業務プロセスや顧客のニーズを把握しているスタッフが、データサイエンスの基本的な知識を習得すれば、企業や顧客のための価値を増大させる今までにないAIソリューションを考え出せるようになるかもしれません。そして、テクノロジーに精通した人材とビジネス領域に明るい人材との間で、AI分野の専門スタッフが「通訳」的な役割を果たすことで、技術知識だけに頼ることなく、これまでにない想像力と互いの立場を理解する気持ちの中から、バランスのとれたAIソリューションを生み出せるようになるのです。

スタッフ

AIの導入時にプロジェクトが期待通りの成果が上がらない主な理由としては、社員や企業文化や、社内政治的なものへの配慮が足りないことが挙げられます。

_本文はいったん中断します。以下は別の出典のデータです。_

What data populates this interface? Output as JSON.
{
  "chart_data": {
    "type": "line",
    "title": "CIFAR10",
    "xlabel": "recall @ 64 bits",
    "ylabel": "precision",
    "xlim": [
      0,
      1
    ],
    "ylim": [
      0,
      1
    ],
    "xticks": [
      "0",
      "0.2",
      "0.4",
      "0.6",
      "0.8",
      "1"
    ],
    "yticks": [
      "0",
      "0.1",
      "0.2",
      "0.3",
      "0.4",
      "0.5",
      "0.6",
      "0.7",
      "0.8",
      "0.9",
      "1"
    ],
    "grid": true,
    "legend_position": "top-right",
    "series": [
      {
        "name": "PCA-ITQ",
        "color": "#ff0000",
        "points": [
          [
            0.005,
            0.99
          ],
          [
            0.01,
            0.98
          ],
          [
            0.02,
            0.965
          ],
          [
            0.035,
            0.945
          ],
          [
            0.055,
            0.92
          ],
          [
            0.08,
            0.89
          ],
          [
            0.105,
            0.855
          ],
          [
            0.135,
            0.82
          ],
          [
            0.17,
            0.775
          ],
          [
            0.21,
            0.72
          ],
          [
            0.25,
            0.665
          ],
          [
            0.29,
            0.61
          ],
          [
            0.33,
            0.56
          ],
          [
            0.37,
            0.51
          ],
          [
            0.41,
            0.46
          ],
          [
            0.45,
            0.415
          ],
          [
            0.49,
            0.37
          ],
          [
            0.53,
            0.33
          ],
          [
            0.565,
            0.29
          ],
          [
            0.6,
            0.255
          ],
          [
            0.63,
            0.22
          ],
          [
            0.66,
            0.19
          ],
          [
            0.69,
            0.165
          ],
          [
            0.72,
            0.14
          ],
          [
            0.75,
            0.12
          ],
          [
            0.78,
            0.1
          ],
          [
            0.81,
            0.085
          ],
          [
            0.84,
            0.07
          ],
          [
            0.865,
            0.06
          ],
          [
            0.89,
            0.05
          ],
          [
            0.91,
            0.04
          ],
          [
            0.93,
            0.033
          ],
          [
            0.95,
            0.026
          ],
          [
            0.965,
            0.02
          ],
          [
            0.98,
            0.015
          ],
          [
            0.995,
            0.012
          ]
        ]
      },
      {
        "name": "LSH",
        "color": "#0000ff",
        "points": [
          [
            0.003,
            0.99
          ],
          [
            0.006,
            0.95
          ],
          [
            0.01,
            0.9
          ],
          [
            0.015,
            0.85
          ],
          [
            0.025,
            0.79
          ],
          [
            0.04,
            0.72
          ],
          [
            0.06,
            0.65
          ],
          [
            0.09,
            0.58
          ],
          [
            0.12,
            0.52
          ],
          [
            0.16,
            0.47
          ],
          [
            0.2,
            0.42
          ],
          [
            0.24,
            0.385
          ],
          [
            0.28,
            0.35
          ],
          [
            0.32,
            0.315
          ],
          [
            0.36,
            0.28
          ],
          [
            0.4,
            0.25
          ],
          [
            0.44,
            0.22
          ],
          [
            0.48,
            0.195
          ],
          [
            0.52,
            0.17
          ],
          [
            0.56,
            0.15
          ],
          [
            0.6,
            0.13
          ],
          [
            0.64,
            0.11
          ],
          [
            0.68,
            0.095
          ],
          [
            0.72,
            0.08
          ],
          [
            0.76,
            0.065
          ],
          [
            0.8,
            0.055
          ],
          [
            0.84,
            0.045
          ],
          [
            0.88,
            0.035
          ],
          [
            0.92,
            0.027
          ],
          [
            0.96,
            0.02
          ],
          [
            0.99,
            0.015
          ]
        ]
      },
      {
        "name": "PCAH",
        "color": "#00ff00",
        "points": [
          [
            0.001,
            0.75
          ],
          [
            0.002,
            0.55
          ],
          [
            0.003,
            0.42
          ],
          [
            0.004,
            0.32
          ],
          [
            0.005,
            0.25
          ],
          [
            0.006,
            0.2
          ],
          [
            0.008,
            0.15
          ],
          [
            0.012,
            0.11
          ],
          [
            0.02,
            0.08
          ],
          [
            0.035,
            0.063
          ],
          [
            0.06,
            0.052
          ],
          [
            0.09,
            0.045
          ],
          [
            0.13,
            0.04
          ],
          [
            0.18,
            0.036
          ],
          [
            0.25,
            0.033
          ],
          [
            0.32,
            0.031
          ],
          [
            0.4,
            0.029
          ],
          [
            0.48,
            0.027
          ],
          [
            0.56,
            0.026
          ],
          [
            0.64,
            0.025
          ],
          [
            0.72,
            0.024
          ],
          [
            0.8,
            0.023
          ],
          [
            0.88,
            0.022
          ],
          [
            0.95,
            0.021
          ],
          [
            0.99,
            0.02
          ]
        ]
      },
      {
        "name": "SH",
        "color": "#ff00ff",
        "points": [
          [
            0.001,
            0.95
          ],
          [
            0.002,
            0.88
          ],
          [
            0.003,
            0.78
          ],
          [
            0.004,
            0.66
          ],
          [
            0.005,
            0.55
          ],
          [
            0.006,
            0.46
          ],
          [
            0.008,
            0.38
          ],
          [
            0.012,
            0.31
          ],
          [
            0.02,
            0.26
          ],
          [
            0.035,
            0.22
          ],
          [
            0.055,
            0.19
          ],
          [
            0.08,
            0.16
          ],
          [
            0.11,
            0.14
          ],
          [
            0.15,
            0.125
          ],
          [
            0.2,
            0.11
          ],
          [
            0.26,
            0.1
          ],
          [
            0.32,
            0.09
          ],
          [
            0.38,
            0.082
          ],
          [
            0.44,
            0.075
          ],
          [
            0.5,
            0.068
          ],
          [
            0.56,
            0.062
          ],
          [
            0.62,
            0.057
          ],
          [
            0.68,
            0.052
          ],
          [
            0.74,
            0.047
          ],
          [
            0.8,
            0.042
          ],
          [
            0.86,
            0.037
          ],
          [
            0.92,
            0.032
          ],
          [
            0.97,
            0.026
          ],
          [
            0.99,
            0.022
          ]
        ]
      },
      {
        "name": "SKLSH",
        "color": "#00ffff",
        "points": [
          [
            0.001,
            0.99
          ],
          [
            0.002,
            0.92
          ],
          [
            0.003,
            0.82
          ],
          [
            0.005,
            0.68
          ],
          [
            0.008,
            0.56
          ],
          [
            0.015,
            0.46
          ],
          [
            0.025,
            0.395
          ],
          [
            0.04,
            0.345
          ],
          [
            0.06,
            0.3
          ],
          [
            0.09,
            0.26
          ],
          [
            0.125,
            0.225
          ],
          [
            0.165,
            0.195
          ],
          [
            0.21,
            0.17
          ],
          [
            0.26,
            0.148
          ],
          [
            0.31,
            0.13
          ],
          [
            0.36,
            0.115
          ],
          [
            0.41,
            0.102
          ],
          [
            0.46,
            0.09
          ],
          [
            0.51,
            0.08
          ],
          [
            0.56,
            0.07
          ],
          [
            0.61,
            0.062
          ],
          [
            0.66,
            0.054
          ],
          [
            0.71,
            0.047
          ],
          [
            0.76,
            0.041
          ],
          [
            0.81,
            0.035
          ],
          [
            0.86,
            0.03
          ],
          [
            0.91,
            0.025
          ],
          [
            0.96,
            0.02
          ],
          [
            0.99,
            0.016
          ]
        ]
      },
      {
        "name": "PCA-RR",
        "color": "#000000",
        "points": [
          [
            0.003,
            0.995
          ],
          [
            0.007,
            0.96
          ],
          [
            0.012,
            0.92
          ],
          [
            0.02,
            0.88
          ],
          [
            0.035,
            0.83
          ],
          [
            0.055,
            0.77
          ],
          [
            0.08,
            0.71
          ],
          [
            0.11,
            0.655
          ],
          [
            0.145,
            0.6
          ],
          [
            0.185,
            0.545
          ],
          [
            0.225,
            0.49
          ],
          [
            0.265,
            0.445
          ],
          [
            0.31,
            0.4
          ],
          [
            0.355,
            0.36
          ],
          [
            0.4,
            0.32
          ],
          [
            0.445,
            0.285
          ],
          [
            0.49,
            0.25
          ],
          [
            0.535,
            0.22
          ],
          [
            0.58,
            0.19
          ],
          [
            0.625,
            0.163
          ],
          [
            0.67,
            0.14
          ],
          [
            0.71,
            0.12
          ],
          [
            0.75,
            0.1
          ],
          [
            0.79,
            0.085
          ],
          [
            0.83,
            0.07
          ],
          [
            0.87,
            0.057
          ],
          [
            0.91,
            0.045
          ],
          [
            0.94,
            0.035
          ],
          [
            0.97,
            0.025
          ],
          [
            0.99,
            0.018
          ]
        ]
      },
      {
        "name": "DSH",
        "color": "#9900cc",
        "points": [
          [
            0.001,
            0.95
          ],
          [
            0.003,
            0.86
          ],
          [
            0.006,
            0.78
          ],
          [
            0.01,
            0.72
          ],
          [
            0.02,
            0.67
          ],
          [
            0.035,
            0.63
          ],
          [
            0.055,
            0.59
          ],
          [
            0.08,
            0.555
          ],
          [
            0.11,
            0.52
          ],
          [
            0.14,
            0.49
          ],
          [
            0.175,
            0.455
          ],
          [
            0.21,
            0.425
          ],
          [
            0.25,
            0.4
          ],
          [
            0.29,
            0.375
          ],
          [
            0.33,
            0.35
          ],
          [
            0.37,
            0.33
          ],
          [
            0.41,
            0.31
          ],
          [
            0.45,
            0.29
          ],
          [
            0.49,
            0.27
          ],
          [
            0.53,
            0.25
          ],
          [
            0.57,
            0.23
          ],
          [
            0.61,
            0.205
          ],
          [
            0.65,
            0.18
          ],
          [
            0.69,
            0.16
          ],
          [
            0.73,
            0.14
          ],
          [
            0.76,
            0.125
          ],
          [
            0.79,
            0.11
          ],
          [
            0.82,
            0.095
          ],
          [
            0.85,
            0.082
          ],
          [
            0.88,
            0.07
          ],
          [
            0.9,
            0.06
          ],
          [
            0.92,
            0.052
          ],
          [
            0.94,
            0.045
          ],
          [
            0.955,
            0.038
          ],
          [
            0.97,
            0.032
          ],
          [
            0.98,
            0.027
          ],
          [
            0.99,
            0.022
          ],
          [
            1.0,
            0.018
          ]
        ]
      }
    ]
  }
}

企業のリーダーがスタッフにAIのメリットを伝える際には、社員やチームにとってより望ましいと思える環境を作るためのチェンジマネジメント、つまり変革管理の手順を定めることになりますが、その際には、AI導入の影響を最も多く受けるスタッフにも、そうした取り組みへの参加を積極的に促すことが必要です。

また、リーダーは、AI導入の成功率を高めるために企業内の文化的な慣習にも目を向け、改革すべき点があれば、それを特定して改善することが求められます。

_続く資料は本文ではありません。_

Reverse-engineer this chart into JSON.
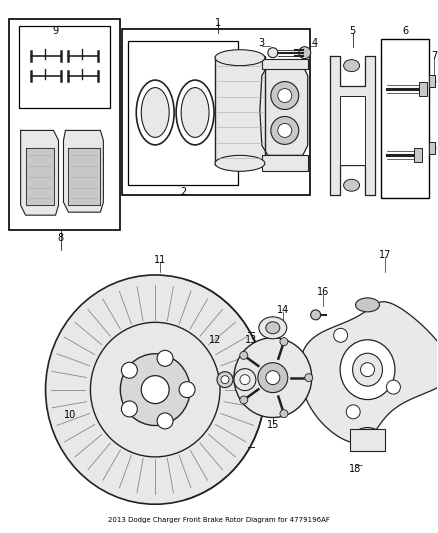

さらに、AIによって人間の業務処理能力が強化されることに伴って、業務自体のあり方を見直すことも重要になっていくでしょう。スタッフがより価値の高いタスクに移行できるよう支援すると同時に、ビジネスや顧客、業務のプロセスとオペレーションに関するスタッフの知識を活用してAIソリューションを継続的に管理・改善し続けていけば、現場の人間たちが、AIがもたらす広範な変革に自らを適合させていく際の手助けにもなるのです。

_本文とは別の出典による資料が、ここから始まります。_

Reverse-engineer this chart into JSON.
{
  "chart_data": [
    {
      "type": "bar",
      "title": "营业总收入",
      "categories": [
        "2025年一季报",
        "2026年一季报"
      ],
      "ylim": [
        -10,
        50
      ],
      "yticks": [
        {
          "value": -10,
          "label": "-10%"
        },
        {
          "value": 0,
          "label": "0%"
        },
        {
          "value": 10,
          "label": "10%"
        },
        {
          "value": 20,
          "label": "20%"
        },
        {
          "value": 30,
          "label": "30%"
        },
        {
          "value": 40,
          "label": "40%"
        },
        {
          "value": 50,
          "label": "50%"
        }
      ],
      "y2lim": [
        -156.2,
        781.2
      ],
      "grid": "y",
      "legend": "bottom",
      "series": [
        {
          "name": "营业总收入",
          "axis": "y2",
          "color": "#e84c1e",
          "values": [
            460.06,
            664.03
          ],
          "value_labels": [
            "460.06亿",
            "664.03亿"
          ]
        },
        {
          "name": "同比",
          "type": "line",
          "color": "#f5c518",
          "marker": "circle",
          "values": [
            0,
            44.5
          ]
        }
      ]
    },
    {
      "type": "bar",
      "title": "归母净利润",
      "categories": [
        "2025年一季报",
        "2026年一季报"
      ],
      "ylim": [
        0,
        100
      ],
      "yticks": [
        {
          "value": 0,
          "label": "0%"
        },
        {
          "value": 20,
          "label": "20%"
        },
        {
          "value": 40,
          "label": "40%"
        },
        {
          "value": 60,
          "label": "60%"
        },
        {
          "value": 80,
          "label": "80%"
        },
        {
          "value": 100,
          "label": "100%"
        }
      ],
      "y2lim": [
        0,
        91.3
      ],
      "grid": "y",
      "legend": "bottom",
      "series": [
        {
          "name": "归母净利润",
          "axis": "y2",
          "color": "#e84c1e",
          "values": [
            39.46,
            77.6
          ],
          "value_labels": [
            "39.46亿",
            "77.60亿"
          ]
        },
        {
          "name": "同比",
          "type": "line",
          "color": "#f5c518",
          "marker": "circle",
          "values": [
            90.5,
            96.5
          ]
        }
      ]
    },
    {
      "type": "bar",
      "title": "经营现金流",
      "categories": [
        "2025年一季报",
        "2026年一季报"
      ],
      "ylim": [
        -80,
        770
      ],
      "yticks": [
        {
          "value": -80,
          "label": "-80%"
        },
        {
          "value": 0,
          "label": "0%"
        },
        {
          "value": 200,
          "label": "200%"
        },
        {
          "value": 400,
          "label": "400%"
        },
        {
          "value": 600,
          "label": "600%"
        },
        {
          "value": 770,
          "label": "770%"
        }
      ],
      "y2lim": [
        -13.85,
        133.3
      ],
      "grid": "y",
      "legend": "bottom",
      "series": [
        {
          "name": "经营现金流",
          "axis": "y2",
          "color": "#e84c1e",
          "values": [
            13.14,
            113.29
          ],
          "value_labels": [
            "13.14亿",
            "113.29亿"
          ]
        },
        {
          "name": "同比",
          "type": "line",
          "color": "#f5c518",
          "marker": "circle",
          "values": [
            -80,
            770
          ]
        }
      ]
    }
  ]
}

最終的に、AI関連の人材を惹きつけ、育成するための計画の策定も忘れずに行ってください。そうすることで、組織はAIソリューションを作り上げるためのスキルや知性、想像力、知識を持った人材を確保し、競争上の優位性を維持していけるようになるからです。

ネーハー・シンは、金融系サービス企業であるブロードブリッジのイノベーション&グロース部門担当ヴァイスプレジデントです。